The European public sector is still in the early stages of adopting green IT and should be incorporating this into its overall strategy, analyst group Ovum has told us.
Sarah Burnett, a senior analyst, told us that “progress had been made” in this sector, however, public sector organisations are not yet strategically and developing green IT within their overall structure.
She said this could lead to an initiative that gets the ball rolling in one department but then offsetting it in another department by completely ignoring green initiatives. Essentially, with many EU organisations, one limb is working to keep the body moving towards an ecologically sound institute, but others are locking up and refusing to move. Efforts need to be made to convince executives and move organically towards energy efficiency.
The advice from Ovum follows a collaboration between the analysts and Dell last month, where the two worked together to produce a whitepaper, written by Ms Burnett, looking into the European Union and national government policies and initiatives, as well as interviewing IT managers and other contacts within the European public sector to find out their green IT initiatives.
Amongst other things the whitepaper said: “On the face of it, there is a growing list of business drivers for green IT, but they are failing to compel executives to action.”
One example was the cost of power, which grows along with population and demand in both developed and developing economies. However, Burnett said Green IT isn’t being recognised as much as it should be. Burnett told TechEye:
“Green IT is a consideration in many of the people we spoke to and although the majority of our contacts believed that it was very important to reduce greenhouse gases to save the planet, they also believed that reducing costs was equally if not more important.
“This indicates that green IT for the sake of the planet by itself is not considered enough of a driver for change. It has to make business sense and deliver monetary value if it is to be widely adopted.”
One thing that has to be considered is the long term monetary gains efforts to be more green can go to. By making changes in infrastructure, organisations will have to bite the first bullet but eventually less will have to be spent on power and clean-up operations.
However, Burnett told us that some are putting ideas into place. At a basic level this includes setting up remote working for staff in order to save on unnecessary travel. She also said some companies could look at their supply chain in order to minimise the number of unnecessary deliveries.
Other basic options for companies to consider include using products with the Energy Star logo, which signifies that an appliance will not exceed a specified level of energy consumption in standby mode and adhering to the Waste Electrical and Electronic Equipment (WEEE) directive, which is designed to minimise the impact of electrical and electronic goods on the environment by promoting more reuse and recycling of goods and reducing the amount of WEEE going onto landfill sites.

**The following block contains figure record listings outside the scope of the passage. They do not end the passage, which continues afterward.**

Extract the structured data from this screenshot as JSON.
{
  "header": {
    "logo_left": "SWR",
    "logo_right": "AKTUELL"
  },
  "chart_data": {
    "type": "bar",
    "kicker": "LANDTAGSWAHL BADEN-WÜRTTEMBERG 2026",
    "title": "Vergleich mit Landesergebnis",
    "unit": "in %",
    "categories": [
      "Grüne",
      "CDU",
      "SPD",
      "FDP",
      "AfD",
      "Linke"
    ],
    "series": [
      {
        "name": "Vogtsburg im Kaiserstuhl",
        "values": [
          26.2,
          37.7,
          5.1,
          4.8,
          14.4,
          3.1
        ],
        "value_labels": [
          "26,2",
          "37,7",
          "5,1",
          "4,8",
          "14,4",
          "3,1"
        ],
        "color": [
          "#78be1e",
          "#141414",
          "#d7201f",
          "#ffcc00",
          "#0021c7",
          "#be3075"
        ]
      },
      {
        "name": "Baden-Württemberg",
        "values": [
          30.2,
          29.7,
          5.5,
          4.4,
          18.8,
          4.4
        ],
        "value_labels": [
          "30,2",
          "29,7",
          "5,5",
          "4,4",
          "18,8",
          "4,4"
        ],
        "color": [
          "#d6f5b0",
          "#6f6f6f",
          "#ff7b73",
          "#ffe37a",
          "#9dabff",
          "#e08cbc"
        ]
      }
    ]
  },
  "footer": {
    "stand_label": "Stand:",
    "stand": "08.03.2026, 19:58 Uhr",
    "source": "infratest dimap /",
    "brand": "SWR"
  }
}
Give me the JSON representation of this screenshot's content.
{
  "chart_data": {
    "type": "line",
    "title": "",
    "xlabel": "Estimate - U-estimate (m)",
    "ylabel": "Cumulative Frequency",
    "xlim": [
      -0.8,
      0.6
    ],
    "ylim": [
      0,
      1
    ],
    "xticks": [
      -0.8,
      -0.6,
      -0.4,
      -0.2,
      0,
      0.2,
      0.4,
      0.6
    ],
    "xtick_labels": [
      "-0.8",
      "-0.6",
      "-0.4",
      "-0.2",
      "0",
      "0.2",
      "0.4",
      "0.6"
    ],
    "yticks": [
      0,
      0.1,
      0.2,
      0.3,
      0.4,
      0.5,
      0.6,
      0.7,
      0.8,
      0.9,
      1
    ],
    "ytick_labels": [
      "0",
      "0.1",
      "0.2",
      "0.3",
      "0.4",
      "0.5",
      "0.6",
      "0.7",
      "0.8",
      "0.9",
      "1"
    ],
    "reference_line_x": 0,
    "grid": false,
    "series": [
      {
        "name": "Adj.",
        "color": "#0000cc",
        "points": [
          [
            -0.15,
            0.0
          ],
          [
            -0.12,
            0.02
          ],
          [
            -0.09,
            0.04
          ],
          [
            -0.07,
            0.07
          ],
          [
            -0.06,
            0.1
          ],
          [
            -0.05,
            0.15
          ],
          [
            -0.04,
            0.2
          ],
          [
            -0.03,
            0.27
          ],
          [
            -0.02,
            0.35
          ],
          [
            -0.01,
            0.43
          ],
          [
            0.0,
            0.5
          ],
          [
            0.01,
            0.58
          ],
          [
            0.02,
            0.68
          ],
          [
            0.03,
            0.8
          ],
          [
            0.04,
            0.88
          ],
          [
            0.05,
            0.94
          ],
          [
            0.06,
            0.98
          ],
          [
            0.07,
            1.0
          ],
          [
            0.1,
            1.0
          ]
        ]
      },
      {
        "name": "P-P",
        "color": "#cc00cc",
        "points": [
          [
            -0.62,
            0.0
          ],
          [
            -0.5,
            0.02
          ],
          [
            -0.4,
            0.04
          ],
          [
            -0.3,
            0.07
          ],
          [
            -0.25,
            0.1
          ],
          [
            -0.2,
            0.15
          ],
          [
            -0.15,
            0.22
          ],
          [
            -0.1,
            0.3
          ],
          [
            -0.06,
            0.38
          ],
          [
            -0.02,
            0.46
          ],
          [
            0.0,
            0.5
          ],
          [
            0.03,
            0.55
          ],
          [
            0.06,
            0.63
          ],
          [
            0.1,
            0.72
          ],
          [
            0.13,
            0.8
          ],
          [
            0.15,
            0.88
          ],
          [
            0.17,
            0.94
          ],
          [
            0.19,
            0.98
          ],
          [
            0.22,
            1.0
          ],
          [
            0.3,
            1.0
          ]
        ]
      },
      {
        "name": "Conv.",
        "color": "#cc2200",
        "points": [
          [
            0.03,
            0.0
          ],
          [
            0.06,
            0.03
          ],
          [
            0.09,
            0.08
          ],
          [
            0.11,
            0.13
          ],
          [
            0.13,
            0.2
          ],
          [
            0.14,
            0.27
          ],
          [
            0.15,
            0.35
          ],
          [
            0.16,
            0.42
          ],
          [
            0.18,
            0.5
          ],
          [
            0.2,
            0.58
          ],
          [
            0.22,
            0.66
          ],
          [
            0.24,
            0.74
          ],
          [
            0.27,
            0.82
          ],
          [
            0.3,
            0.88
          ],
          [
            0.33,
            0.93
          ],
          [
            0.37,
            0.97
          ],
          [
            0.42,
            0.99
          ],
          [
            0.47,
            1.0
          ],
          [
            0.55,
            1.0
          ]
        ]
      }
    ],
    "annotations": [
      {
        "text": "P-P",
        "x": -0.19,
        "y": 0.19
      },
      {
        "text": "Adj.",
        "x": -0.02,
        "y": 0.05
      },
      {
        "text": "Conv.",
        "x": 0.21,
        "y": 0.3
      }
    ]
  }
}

If you cast your mind back to just the beginning of the year you will remember Dell has taken a lot of flak from ecologically concerned groups, and rightly so. However it makes sense for Dell to have partnered with Ovum on the whitepaper – the amount of scrutiny and quick thinking Dell has had to make after what some would call irresponsible ecological management has forced it into climbing the charts and becoming one of the more green-fingered companies in the technology space.